2. The computer system of claim 1, wherein the hardware LAN comprises a first hash table, the first hash table comprising addresses of the first plurality of VMs.
3. The computer system of claim 2, wherein the hardware LAN is configured to send traffic originating from one of the first plurality of VMs having a destination address that is not in the first hash table to the virtual switch via the bridge port.
4. The computer system of claim 3, wherein the hardware LAN further comprises a hardware LAN uplink port connected to the bridge port, and wherein the hardware LAN is configured to send the traffic originating from one of the first plurality of VMs having a destination address that is not in the first hash table to the virtual switch via the bridge port and the hardware LAN uplink port.
5. The computer system of claim 2, wherein the virtual switch comprises a second hash table, the second hash table comprising addresses of the first plurality of VMs and the second plurality of VMs.
6. The computer system of claim 5, wherein the virtual switch is configured to send traffic originating from one of the first plurality of VMs having a destination address that is not in the second hash table to an external LAN.
7. The computer system of claim 6, wherein the virtual switch further comprises an external uplink port connected to the external LAN, and wherein the virtual switch is configured to send the traffic originating from one of the first plurality of VMs having a destination address that is not in the second hash table to the external LAN via the external uplink port.
8. The computer system of claim 5, wherein the virtual switch is configured to send traffic originating from one of the second plurality of VMs or the external LAN having a destination address that is in the first hash table to the hardware LAN via the bridge port.
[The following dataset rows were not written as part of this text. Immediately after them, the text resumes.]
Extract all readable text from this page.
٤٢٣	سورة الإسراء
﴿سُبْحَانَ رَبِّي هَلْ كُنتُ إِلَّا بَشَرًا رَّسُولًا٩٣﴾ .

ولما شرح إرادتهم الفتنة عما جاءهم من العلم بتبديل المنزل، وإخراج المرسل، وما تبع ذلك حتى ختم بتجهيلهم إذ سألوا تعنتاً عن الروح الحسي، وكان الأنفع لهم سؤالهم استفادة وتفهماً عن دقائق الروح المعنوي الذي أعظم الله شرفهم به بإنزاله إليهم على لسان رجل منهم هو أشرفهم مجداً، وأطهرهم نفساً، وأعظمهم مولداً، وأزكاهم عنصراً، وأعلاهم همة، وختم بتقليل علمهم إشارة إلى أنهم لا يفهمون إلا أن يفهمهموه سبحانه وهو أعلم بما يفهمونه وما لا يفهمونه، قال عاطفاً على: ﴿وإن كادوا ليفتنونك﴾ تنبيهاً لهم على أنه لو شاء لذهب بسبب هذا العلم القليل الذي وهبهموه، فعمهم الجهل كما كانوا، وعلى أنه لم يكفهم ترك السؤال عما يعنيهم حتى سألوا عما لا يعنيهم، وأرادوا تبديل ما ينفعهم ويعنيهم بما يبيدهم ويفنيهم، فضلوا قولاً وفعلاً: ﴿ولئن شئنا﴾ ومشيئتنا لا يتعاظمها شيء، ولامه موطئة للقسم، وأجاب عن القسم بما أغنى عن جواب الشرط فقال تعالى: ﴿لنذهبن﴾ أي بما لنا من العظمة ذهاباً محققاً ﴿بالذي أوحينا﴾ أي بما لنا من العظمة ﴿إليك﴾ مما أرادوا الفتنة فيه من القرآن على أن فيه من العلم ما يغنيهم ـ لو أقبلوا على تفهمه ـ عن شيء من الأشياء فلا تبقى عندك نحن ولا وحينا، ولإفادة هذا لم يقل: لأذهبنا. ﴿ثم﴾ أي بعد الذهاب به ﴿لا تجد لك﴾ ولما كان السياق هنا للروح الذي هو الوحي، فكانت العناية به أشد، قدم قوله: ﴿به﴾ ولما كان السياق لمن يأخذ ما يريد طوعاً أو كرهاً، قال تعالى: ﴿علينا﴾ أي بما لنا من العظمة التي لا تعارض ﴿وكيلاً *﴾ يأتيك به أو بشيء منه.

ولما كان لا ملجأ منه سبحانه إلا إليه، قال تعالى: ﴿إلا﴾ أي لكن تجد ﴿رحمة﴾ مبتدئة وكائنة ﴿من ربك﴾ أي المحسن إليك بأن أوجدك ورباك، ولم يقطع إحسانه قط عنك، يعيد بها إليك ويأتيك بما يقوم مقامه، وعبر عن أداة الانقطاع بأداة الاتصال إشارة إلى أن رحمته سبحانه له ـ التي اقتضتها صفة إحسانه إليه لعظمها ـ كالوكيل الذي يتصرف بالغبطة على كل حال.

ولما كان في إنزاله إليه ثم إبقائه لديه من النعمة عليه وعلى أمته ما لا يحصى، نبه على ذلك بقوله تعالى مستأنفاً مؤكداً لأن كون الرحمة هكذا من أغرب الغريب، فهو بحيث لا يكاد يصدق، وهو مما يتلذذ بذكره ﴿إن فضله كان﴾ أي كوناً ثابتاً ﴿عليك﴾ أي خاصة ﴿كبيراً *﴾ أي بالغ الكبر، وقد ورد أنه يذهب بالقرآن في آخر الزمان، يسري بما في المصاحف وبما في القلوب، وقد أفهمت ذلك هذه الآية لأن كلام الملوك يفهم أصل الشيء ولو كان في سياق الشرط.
9. The computer system of claim 1, wherein the hardware LAN further comprises at least one additional VM, the at least one additional VM comprising an at least one additional respective hardware NIC, that is connected to an external LAN by a connection that does not comprise the bridge port and the virtual switch.
10. The computer system of claim 1, further comprising a standby virtual switch, the standby virtual switch comprising a standby bridge port.
11. The computer system of claim 1, wherein the plurality of hardware NICs communicate with the hardware LAN using a synchronous protocol, wherein the plurality of virtual NICs communicate with the virtual switch using an asynchronous protocol, and wherein the bridge port is configured to convert between the synchronous protocol and the asynchronous protocol.
12-17. (canceled)
18. A computer program product comprising a computer readable storage medium containing computer code that, when executed by a computer, implements a method of operating a computer system comprising a bridge port between a hardware local area network (LAN) and a virtual switch, wherein the method comprises:
providing a first hash table by the hardware LAN to the virtual switch via the bridge port, wherein the first hash table comprises addresses of a first plurality of VMs that comprise the hardware LAN, wherein the first plurality of VMs communicate with the hardware LAN via respective hardware network interface cards (NICs); and
updating a second hash table in the virtual switch to include the addresses of the first hash table, wherein the second hash table further comprises addresses of a second plurality of VMs of the virtual switch, wherein the second plurality of VMs communicate with the virtual switch via respective virtual NICs.
19. The computer program product according to claim 18, further comprising in the event there is a change in the first hash table in the hardware LAN, updating the second hash table in the virtual switch to reflect the change via the bridge port.
20. The computer program product according to claim 18, further comprising sending traffic originating from one of the first plurality of VMs having a destination address that is not in the first hash table from the hardware LAN to the virtual switch via the bridge port.